As the number of information sources grows and the formats and channels expand beyond text to sound, voice, images and other unstructured data, the need for robust mining and modeling has grown especially acute.
That’s why cognitive computing, machine learning and natural language processing have the potential to be transformative. According to IBM research on cognitive early adopters, nearly half of financial institutions say they increase market agility through their cognitive initiatives while reducing risk. The ability to tease out patterns and leading indicators, run that data through a volley of scenarios, and present key correlations and insights allows analysts across industry to apply their knowledge more effectively—and address scenarios and sample sizes whose complexity and scale can exceed the limits of human cognition.

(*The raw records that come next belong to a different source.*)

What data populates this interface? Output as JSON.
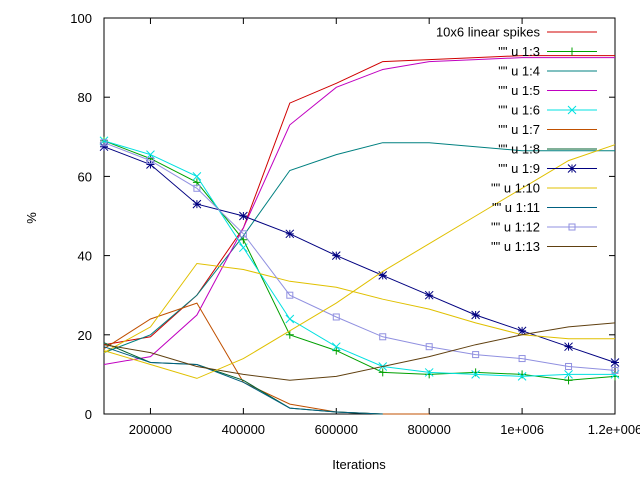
{
  "chart_data": {
    "type": "line",
    "title": "",
    "xlabel": "Iterations",
    "ylabel": "%",
    "xlim": [
      100000,
      1200000
    ],
    "ylim": [
      0,
      100
    ],
    "x_ticks": [
      200000,
      400000,
      600000,
      800000,
      1000000,
      1200000
    ],
    "x_tick_labels": [
      "200000",
      "400000",
      "600000",
      "800000",
      "1e+006",
      "1.2e+006"
    ],
    "y_ticks": [
      0,
      20,
      40,
      60,
      80,
      100
    ],
    "y_tick_labels": [
      "0",
      "20",
      "40",
      "60",
      "80",
      "100"
    ],
    "grid": false,
    "legend_position": "top-right",
    "x": [
      100000,
      200000,
      300000,
      400000,
      500000,
      600000,
      700000,
      800000,
      900000,
      1000000,
      1100000,
      1200000
    ],
    "series": [
      {
        "name": "10x6 linear spikes",
        "color": "#d00000",
        "marker": "none",
        "values": [
          17.5,
          19.5,
          30,
          47,
          78.5,
          83.5,
          89,
          89.5,
          90,
          90.5,
          90.5,
          90.5
        ]
      },
      {
        "name": "\"\" u 1:3",
        "color": "#00a000",
        "marker": "plus",
        "values": [
          69,
          64.5,
          58.5,
          44,
          20,
          16,
          10.5,
          10,
          10.5,
          10,
          8.5,
          9.5
        ]
      },
      {
        "name": "\"\" u 1:4",
        "color": "#008080",
        "marker": "none",
        "values": [
          15.5,
          20,
          30,
          45,
          61.5,
          65.5,
          68.5,
          68.5,
          67.5,
          66.5,
          66.5,
          66.5
        ]
      },
      {
        "name": "\"\" u 1:5",
        "color": "#c000c0",
        "marker": "none",
        "values": [
          12.5,
          14.5,
          25,
          47,
          73,
          82.5,
          87,
          89,
          89.5,
          90,
          90,
          90
        ]
      },
      {
        "name": "\"\" u 1:6",
        "color": "#00e0e0",
        "marker": "cross",
        "values": [
          69,
          65.5,
          60,
          42,
          24,
          17,
          12,
          10.5,
          10,
          9.5,
          10,
          10
        ]
      },
      {
        "name": "\"\" u 1:7",
        "color": "#c05000",
        "marker": "none",
        "values": [
          16.5,
          24,
          28,
          8,
          2.5,
          0.5,
          0,
          0,
          null,
          null,
          null,
          null
        ]
      },
      {
        "name": "\"\" u 1:8",
        "color": "#006030",
        "marker": "none",
        "values": [
          18,
          13,
          12.5,
          8.5,
          1.5,
          0.5,
          0,
          null,
          null,
          null,
          null,
          null
        ]
      },
      {
        "name": "\"\" u 1:9",
        "color": "#000080",
        "marker": "star",
        "values": [
          67.5,
          63,
          53,
          50,
          45.5,
          40,
          35,
          30,
          25,
          21,
          17,
          13
        ]
      },
      {
        "name": "\"\" u 1:10",
        "color": "#e0c000",
        "marker": "none",
        "values": [
          15.5,
          22,
          38,
          36.5,
          33.5,
          32,
          29,
          26.5,
          23,
          20,
          19,
          19
        ]
      },
      {
        "name": "\"\" u 1:11",
        "color": "#006080",
        "marker": "none",
        "values": [
          17,
          13,
          12.5,
          8,
          1.5,
          0.5,
          0,
          null,
          null,
          null,
          null,
          null
        ]
      },
      {
        "name": "\"\" u 1:12",
        "color": "#9090e0",
        "marker": "square",
        "values": [
          68.5,
          64,
          57,
          45.5,
          30,
          24.5,
          19.5,
          17,
          15,
          14,
          12,
          11
        ]
      },
      {
        "name": "\"\" u 1:13",
        "color": "#604010",
        "marker": "none",
        "values": [
          17.5,
          15.5,
          12,
          10,
          8.5,
          9.5,
          12,
          14.5,
          17.5,
          20,
          22,
          23
        ]
      }
    ],
    "extra_series": [
      {
        "color": "#e0c000",
        "marker": "none",
        "points": [
          [
            100000,
            16
          ],
          [
            200000,
            12.5
          ],
          [
            300000,
            9
          ],
          [
            400000,
            14
          ],
          [
            500000,
            21
          ],
          [
            600000,
            28
          ],
          [
            700000,
            36
          ],
          [
            800000,
            43
          ],
          [
            900000,
            50
          ],
          [
            1000000,
            57
          ],
          [
            1100000,
            64
          ],
          [
            1200000,
            68
          ]
        ]
      }
    ]
  }
}
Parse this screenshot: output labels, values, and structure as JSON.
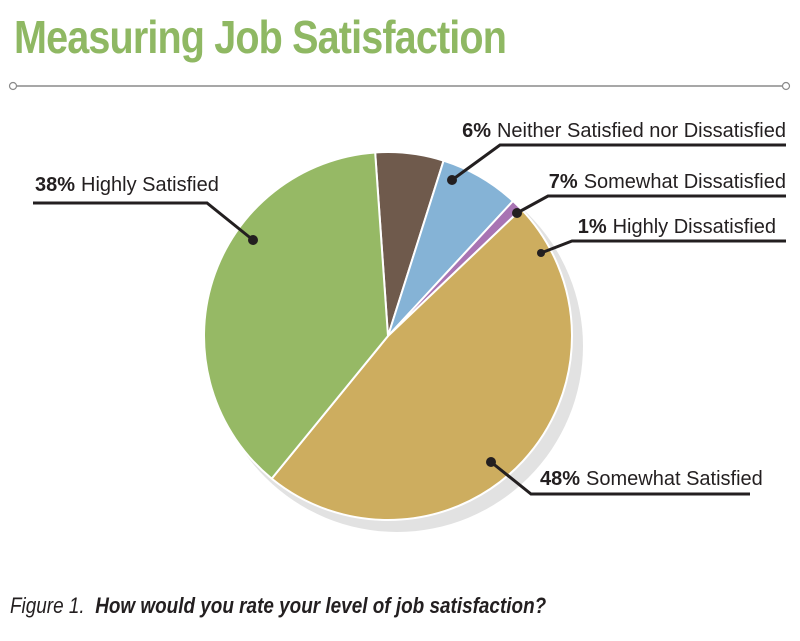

From a risk management point of view, an evidence-based information filter can make all the difference. Cognitive platforms generally provide not just one answer, but several. Each opinion, recommendation or finding comes with a confidence interval. That interval is determined on the basis of the quality and reliability of the sources used, and the level of faith the system has formed after repeated rounds of testing and learning. As Marc Teerlink, Chief Business Strategist for IBM, noted, “Cognitive adoption allows for a different way of governance, a different way to play with numbers, and much greater space for scenario thinking.”
Cognitive analytics can allow credit and risk managers, insurance adjusters, auditors, investment analysts and others to become both more productive and more predictive. Less time chasing data and number crunching means more time helping customers and clients apply the insights.
To get the most out of cognitive as a high-functioning filter, however, it’s important to pick the right business scenario. Look for an issue that affects a critical mass of customers and has enough data to support it. If the program or question is too narrow in scope, the investment will benefit only a narrow slice of the business. It’s also important to back the program with the right level of resources. Training cognitive systems takes time, an openness to trial and error, and the ability to work with relevant user groups to refine the business rules, semantics and other inputs needed.
Applied well, cognitive tools can help risk leaders punch through the noise of today’s information environment to access and employ the insights that matter most.